Cette fois, je ne me suis pas effondrée en pleurs sur le sol. Ma tête, mon cœur, mon ventre battaient la chamade, mais pas sur le même rythme. Du concert d’émotions toutes mélangées qui me submergeaient, une seule question faisait surface et s’imposait : comment agir dans une situation aussi farfelue? Encore une fois, c’était le silence qui me convenait, qui me semblait être la réponse sublime. Mais avais-je les moyens de me payer cette dignité absolue, alors qu’on m’avait fait la promesse du confort de la tendresse?

Je me suis toujours comportée comme il le fallait. Quand Simon m’a trahie, je l’ai écouté me raconter sa salade et je l’ai quitté. Sans un mot. Sans une crise de larmes. Sans hausser la voix. Un seul regard. Je me suis réfugiée chez mes parents en attendant qu’il déménage. J’ai fait ce qu’une femme trompée doit faire : rompre. J’ai fait plus que ça, j’ai avisé tous nos amis, en toute simplicité et sans montrer mon chagrin. Aucun mot sur Simon. Pas de mépris. On a constaté ma tristesse, ma solitude, et on a encensé ma retenue, ma décence, mon panache.

J’ai fait tout ce qu’il fallait. Je me suis entraînée tous les jours, j’ai perdu du poids, j’ai fait installer de nouvelles couronnes sur mes dents pour être encore plus jolie et j’ai changé ma coupe de cheveux. Ma part de notre condo rachetée, j’ai à nouveau emménagé chez moi avec ma solitude. Mes amies voulaient que je m’achète un chien. Non, pas de chien et pas de chat. Je crois que j’ai fait les choses parfaitement comme il faut faire. J’ai été un exemple, un modèle pour toutes les femmes trahies de la terre.

Dans la salle de rédaction, c’était la même chose. Un sourire retenu, une voix douce, un rythme lent. Je ne m’affolais jamais. Je ne me fâchais jamais. Je m’imposais fermement, avec douceur, avec l’autorité de la compétence et de la rigueur.

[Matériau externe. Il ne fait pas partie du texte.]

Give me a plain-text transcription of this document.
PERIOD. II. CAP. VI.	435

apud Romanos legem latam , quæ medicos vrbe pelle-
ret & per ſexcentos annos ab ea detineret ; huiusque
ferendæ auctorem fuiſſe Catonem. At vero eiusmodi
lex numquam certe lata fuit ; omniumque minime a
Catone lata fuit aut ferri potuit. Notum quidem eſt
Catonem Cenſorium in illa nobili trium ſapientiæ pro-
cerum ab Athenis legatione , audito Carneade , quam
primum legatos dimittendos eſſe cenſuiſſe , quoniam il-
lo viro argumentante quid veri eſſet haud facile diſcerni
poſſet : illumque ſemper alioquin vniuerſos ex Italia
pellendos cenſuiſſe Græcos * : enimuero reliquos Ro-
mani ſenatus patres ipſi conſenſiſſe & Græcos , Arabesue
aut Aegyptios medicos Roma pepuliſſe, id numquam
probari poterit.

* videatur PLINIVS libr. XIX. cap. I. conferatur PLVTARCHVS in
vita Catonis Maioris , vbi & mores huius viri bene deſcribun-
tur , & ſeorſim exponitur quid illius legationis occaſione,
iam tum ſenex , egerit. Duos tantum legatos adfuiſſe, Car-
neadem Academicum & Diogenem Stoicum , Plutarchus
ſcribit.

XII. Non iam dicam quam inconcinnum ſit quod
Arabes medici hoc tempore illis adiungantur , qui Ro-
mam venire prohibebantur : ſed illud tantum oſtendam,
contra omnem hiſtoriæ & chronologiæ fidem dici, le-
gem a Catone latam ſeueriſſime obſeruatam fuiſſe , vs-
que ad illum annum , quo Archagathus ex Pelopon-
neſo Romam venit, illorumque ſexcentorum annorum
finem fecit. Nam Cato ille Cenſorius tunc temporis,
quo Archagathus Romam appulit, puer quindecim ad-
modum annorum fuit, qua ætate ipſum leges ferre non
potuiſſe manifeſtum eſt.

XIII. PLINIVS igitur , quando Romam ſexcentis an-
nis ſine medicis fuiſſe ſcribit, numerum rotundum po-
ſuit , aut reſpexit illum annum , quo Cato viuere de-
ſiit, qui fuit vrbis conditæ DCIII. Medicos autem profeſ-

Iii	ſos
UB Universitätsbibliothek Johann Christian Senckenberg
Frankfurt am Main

Ce soir-là, dans la chambre d’hôtel, sur une île du bout du monde, la glace intérieure qui m’avait figée sur la plage avait fondu. La femme parfaite était restée devant les caméras pour le bulletin de nouvelles. Celle que je découvrais à présent était tout autre : stupéfaite, indignée, en colère. Elle bouillait. Je ne crois pas que, devant Adam, j’aurais pu me contenir, mais il n’était pas là. J’ai lâché mon iPhone comme si c’était un engin explosif.

Souvent, je m’étais demandé comment je réagirais si je surprenais le mari d’une bonne amie en flagrant délit d’adultère. Macha n’était pas mon amie. Devais-je lui dire la vérité, qu’Adam voulait vivre avec moi, qu’il nous trompait toutes les deux? Elle trompait Adam avec Steeve et je l’avais jugée, mais que savais-je de son histoire? Avait-elle fait des promesses à Adam? Il était possible qu’elle ne se soit pas engagée avec lui. Chose certaine, Adam mentait.

*

J’ai peu d’amis. Ceux que j’ai, je les connais depuis toujours, de sorte que je suis assurée qu’ils sont avec moi pour moi et non pour ma célébrité. Je ne suis pas idiote, je sais que, pour un certain groupe de personnes, c’est bien de m’inviter à leur table. « Je suis allée souper chez Martine. Tu sais qui j’ai rencontré? Jasmine Lucas! »

Je reçois d’ailleurs beaucoup d’invitations que je refuse.

Je n’avais pas l’intention de devenir amie avec Macha Savaria. Elle représentait une collision inqualifiable dans mon existence. Grâce à elle, j’échapperais peut-être au pire, mais elle n’était pas mon amie.